As I begin my daily commute to work, padding across the landing from bedroom to bathroom, then to the spare bedroom, where my home office is now situated, I am reminded of how Bill Murray felt every morning in the film Groundhog Day. Given that we are firmly in the middle of another lockdown, it can be easy to think that we are reliving the same day over and over, particularly if you are working from home on a full time basis.
But what should your employer be doing to help you if you are now working from home and how are they able to manage you during this time?
Firstly they should be aware of your physical wellbeing. Many of us are used to working in a brightly lit office with air conditioning or large windows, sitting on ergonomically designed chairs, and with appropriate workstation and DSE assessments undertaken and reviewed regularly.
All home office workers should be encouraged to carry out their own workstation assessment, and your employer should provide you with equipment to ensure that your home working environment is safe, if possible. This might mean anything from supplying you with a suitable keyboard or mouse, to providing you with larger display screen. Some employers may be willing to supply you with an appropriate office chair or even desk, so that you maintain the correct posture throughout your working day. Whilst it sounds obvious, if you are working on a laptop from your sofa, or at a kitchen table, sitting on a dining chair, and with poor lighting, this is a recipe for headaches, eye strain and backache. Are you straining your eyes whilst working? Can you contact your firm’s IT Department to see if they can alter the format and display on the screen, so that this becomes more user friendly?
The likelihood is that you are working longer hours at home, with less breaks. Be honest about your home working day. Are you taking a full hour for your lunch? Are you taking the recommended breaks away from your screen (at least 5 minutes in every working hour)? Are you keeping hydrated? Imagine yourself back in the office. Would you sit at your desk for a solid four hours without taking a break to go to the water cooler, or grabbing yourself a hot drink? If the answer is no, then you shouldn’t be doing that at home either.
If you haven’t thought about approaching your employer for help, then maybe now is the time to do it as home working, whether full or part time, is likely to be the “new normal” for the foreseeable future. This works both ways. Your employer should be keeping in regular contact with you, giving you a forum or opportunity to raise any issues with them.
What about keeping your home workers mentally healthy? Humans are generally social creatures and for those who are missing the general bustle and hum of a busy office, home working can feel isolating and lonely. Your employers should be keeping in touch with you regularly through team or one to one meetings, so that you have the platform to raise any issues that you might be having. Your managers should be trained to look out for signs of stress or anxiety in their employees, such as them becoming withdrawn and uncommunicative, seeming emotional and maybe having difficulty with decision making etc. If your manager believes that they have identified a problem, then your employer should encourage you to open up about this, to see if there is anything that can be done to improve the way that you are feeling.

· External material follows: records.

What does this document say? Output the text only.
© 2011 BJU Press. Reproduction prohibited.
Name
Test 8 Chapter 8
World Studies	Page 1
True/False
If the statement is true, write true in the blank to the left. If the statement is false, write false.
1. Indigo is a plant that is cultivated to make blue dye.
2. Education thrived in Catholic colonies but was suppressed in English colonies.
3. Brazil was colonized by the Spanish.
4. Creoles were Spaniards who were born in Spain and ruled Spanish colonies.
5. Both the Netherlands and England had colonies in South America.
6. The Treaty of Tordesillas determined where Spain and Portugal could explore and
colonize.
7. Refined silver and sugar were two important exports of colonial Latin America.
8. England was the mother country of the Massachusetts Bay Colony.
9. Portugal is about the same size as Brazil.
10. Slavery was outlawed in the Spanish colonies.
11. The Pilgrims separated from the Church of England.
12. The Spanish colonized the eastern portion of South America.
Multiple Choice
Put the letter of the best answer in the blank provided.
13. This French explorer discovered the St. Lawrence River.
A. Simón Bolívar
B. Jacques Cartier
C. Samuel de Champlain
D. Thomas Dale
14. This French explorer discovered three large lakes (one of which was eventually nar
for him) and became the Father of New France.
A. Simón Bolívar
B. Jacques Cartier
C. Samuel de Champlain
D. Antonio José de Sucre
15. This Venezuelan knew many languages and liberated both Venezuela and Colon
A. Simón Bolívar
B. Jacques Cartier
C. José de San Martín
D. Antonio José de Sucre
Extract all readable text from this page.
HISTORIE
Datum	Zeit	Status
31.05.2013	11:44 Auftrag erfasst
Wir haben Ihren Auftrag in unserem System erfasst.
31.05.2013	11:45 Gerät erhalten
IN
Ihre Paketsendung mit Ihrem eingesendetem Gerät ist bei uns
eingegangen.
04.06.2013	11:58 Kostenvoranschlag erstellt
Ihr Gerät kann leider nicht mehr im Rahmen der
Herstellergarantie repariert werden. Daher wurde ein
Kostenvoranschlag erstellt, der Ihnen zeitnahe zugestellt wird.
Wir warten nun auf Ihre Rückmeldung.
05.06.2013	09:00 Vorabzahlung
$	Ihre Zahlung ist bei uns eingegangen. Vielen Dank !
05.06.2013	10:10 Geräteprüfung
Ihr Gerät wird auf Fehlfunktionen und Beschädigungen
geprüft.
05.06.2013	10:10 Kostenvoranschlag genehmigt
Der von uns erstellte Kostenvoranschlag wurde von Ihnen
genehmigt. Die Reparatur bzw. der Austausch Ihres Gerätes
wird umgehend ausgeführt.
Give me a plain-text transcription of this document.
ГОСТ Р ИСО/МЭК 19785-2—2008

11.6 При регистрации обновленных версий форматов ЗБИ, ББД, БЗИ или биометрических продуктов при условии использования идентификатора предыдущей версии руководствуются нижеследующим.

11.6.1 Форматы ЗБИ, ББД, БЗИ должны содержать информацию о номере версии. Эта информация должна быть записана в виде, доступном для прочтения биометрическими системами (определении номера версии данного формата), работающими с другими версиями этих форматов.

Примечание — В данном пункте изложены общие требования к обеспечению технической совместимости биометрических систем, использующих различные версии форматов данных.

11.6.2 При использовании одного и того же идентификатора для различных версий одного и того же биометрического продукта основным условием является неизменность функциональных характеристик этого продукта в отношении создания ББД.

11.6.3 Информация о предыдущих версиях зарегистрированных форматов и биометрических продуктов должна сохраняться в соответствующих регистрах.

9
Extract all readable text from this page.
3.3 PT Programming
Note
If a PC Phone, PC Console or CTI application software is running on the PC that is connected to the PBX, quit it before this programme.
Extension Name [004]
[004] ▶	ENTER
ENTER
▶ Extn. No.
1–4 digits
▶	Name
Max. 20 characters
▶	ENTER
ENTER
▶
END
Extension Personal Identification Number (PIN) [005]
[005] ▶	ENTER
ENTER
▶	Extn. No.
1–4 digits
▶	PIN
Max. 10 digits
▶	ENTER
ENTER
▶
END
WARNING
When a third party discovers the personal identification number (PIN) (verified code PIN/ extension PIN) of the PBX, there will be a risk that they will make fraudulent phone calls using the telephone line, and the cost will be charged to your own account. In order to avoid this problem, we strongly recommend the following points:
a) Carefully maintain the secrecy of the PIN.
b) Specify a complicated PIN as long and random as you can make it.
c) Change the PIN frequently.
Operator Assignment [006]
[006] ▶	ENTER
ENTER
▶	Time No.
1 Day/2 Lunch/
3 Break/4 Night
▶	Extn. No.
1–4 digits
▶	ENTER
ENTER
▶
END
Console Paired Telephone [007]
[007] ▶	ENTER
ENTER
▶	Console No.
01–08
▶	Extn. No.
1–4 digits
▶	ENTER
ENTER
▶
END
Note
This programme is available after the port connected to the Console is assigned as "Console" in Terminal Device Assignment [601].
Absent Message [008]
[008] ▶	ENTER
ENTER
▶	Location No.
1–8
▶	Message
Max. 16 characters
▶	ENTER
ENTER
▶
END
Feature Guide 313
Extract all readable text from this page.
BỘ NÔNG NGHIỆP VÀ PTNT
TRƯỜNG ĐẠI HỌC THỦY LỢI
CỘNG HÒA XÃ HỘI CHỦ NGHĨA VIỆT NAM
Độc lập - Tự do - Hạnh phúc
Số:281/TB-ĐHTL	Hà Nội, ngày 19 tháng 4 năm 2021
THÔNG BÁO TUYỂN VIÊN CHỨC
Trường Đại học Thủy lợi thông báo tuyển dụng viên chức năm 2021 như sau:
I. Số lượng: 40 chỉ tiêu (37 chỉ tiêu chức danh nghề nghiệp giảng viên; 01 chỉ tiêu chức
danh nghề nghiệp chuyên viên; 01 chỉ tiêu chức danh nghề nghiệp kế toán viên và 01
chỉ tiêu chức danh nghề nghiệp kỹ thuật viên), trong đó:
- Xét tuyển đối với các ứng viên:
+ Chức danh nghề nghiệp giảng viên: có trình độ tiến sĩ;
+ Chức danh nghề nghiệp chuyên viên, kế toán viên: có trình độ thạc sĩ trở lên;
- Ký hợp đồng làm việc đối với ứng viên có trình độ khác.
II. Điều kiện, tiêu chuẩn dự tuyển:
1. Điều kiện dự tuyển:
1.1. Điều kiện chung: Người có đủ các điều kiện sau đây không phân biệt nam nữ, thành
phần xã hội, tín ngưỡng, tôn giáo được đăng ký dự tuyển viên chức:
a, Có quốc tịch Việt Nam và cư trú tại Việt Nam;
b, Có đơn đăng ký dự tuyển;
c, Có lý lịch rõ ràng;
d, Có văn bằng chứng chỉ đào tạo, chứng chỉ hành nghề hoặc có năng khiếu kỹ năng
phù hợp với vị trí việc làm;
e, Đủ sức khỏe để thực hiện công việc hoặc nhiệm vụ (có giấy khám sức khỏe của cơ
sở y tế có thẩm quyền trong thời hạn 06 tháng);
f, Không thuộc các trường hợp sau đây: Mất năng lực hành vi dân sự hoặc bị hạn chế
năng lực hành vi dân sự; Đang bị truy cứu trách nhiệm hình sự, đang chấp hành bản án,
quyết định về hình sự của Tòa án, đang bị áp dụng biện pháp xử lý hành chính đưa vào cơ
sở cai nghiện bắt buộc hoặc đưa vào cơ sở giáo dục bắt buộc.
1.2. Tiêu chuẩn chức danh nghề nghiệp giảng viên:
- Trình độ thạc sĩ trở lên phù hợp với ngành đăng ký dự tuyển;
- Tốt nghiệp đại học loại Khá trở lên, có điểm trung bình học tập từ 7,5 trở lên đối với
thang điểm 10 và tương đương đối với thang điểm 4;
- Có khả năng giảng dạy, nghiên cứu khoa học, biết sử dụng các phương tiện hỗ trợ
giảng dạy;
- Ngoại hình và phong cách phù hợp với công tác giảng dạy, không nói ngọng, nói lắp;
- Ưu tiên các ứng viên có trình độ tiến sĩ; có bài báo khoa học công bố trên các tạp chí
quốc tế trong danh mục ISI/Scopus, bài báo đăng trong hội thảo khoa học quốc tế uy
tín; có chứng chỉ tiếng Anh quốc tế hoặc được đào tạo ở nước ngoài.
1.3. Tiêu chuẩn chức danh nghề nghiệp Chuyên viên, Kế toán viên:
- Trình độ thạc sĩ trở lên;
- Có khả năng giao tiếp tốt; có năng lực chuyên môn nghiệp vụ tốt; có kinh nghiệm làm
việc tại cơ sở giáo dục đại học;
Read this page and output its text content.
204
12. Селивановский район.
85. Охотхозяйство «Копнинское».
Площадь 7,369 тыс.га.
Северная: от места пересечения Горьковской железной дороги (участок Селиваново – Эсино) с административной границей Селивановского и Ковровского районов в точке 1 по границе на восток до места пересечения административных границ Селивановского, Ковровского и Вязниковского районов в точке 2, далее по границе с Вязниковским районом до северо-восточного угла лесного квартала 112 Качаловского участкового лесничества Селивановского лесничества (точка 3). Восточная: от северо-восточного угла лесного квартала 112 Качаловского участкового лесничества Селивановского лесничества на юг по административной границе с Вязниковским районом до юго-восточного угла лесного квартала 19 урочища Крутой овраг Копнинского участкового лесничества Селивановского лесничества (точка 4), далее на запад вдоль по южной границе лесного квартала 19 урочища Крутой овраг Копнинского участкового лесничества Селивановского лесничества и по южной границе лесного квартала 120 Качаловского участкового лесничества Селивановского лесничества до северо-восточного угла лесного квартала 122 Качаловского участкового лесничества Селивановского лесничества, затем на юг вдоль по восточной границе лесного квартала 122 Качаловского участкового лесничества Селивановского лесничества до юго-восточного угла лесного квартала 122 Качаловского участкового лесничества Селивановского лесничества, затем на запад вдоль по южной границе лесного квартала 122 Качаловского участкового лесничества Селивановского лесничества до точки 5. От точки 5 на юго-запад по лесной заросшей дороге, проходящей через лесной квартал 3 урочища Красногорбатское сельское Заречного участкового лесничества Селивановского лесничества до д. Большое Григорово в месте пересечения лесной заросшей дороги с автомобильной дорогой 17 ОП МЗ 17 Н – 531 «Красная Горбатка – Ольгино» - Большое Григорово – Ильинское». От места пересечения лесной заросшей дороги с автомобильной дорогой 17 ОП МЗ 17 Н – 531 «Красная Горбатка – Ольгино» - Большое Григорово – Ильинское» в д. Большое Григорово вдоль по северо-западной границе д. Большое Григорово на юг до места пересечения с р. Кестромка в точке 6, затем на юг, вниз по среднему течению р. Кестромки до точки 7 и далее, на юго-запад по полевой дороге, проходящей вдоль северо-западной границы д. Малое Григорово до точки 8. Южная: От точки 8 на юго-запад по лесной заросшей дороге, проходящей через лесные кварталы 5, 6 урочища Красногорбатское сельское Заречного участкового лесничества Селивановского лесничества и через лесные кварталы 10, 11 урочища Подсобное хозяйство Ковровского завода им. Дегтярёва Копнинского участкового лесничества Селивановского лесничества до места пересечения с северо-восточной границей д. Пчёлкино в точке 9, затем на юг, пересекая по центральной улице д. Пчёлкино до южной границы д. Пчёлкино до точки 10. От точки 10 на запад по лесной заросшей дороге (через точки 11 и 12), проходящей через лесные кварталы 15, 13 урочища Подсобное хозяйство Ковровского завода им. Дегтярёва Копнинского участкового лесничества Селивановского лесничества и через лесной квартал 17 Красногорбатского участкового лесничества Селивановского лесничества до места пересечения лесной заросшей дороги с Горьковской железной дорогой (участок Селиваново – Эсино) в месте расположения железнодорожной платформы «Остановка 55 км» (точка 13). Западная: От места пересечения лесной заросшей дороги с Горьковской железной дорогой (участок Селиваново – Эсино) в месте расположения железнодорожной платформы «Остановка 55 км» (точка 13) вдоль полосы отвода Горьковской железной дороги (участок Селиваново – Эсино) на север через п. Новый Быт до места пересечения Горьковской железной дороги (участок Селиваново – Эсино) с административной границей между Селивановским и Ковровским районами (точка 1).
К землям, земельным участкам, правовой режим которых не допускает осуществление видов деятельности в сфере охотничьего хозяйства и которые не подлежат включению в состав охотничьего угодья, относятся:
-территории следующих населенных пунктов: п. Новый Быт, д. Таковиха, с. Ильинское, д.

Some employers have an online wellbeing forum, which you can dip into for advice on anything from getting a good night’s sleep, to working safely at home, to keeping active and even recipe ideas. Something like this goes a long way to make their employees feel that they are cared for and looked after.
The Chartered Institute of Ergonomics and Human Factors has published extremely helpful online guidance for those people who find themselves working from home, details of which can be found here: Home working and staying healthy. This has hints, tips and advice, not only on how to work safely at home from a physical perspective, but also how to look after one’s mental wellbeing.
One thing is certain, the national lockdowns will have concentrated some employers’ minds on the benefits of agile working for their workforce, maybe on a permanent basis. If this is the future, please ensure that you are working in such a way that promotes a healthy mind and body, and request help if you need it.